- Other names: Brachydactyly-ectrodactyly with fibular aplasia or hypoplasia

= Fibular aplasia-ectrodactyly syndrome =

Fibular aplasia-ectrodactyly syndrome (or other synonyms such as brachydactyly-ectrodactyly with fibular aplasia or hypoplasia) is a very rare genetic condition which is characterized by the absence (aplasia) or underdevelopment (hypoplasia) of the fibula (calf bone, long bone lateral to the tibia), ectrodactyly (split hand/foot malformation), and/or brachydactyly (shortened digits) or syndactyly (fusion of digits). Additional symptoms may include shortness of the femur and tibial/knee/hip/ankle defects. This condition is inherited in an autosomal dominant manner, meaning that a single copy of the altered gene inherited from one parent is sufficient to cause the condition.

== Etiology ==

This condition was first described in 2002. It was discovered that this condition seems to have a male preference in sporadic cases, which occur without a family history or prior genetic predisposition. These sporadic cases may arise due to nonpenetrance (when an individual carries the condition causing gene mutation - a change in DNA sequence, without developing the condition itself). In contrast, familial cases, where the condition is inherited, tends to have an equal male-female preference. Offspring have a higher chance of being born with the condition if the mother carries the gene or is affected herself.

This condition is very rare, since only 60 cases have been recorded in medical literature.

== Symptoms ==
One of the most frequent signs of these conditions includes premature birth (baby born too early) while other frequent symptoms involve mostly the hand, feet and certain limbs.

=== Hands and feet ===
Fibular aplasia-ectrodactyly syndrome causes physical symptoms that result in both hypoplasia and aplasia of the fibular and metacarpal (any of the five bones of the hand or forefoot). The hands and feet are often characterized by phalangeal (relating to the fingers' and toes’ small bones) hypoplasia and metatarsal (relating to the bones of the feet) while the extreme can form ectrodactyly of the hands and or feet.

=== Limbs ===
The most common characteristic shows shortened limbs, including the femur (thigh bone). The other common symptom is ulnar aplasia/hypoplasia (underdeveloped or missing part of the forearm bone). Within the familial cases found, it was observed that there was a higher frequency of ulnar (forearm bone) defects as well as females tending to have more symptoms related to the upper limb.

From the cases that have been studied, there are no differences in terms of physical symptoms between males and females within sporadic cases.
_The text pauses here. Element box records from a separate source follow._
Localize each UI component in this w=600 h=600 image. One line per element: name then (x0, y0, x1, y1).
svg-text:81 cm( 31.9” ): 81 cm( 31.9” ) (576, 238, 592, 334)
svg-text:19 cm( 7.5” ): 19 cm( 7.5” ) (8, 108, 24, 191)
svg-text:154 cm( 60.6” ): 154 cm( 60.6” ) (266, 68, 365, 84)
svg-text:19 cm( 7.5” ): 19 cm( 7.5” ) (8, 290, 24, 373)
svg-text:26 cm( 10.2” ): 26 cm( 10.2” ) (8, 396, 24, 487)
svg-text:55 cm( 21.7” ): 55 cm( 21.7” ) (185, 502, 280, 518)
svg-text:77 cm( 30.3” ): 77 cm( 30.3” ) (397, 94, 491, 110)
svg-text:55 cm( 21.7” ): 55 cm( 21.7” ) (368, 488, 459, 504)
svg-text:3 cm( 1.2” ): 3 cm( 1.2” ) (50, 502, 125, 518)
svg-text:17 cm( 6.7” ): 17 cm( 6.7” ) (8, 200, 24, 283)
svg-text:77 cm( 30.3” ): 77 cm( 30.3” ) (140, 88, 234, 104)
The presentation of these symptoms varies depending on the individual are most commonly appeared at the neonatal stage (newborn children).

=== Variable expressivity ===
Variable expression can be analyzed looking at the number of affected limbs and the severity. The phenotype for upper limbs, with increasing severity, can range from only showing brachydactyly or syndactyly, deficiency in a central axis, to involvement of the ulna and hand. The severity of the lower limbs can also be similarly analyzed, ranging from brachydactyly or syndactyly, fibular aplasia, to involvement of the femoral.

== Diagnosis ==
To be diagnosed with fibular aplasia-ectrodactyly syndrome, examinations such as a complete physical examination, varying laboratory tests, imaging studies (X-rays and CT scans to examine limbs, hands and feet structures) and assessment of symptoms can be completed.

A detailed medical history assessment may be done in order to examine for autosomal dominant inheritance patterns in the case for familial cases.

== Treatments ==
Treatment for fibular aplasia-ectrodactyly varies depending on the severity of the case. The main focus is on reducing leg length discrepancies and stabilizing the knee and ankle joints. One approach is the use of orthotic devices for support, which can help improve walking stability. In cases where limb length discrepancy is significant, procedures like epiphysiodesis or limb lengthening may be considered. Limb lengthening is often done using external circular fixators, which are devices that encircle the leg and gradually adjust bone length to align with the unaffected limb. In some severe cases where limb function is significantly compromised, amputation followed by the fitting of a prosthesis may provide the best functional outcome. These methods aim to optimize movement and limb functionality, ensuring each patient receives a tailored plan to address their specific needs.

== Epidemiology ==
When observing how often and where this condition has been identified, the prevalence is less than 1 person per 1,000,000 individuals. This condition is extremely rare yet shows global distribution of both sporadic and familial cases.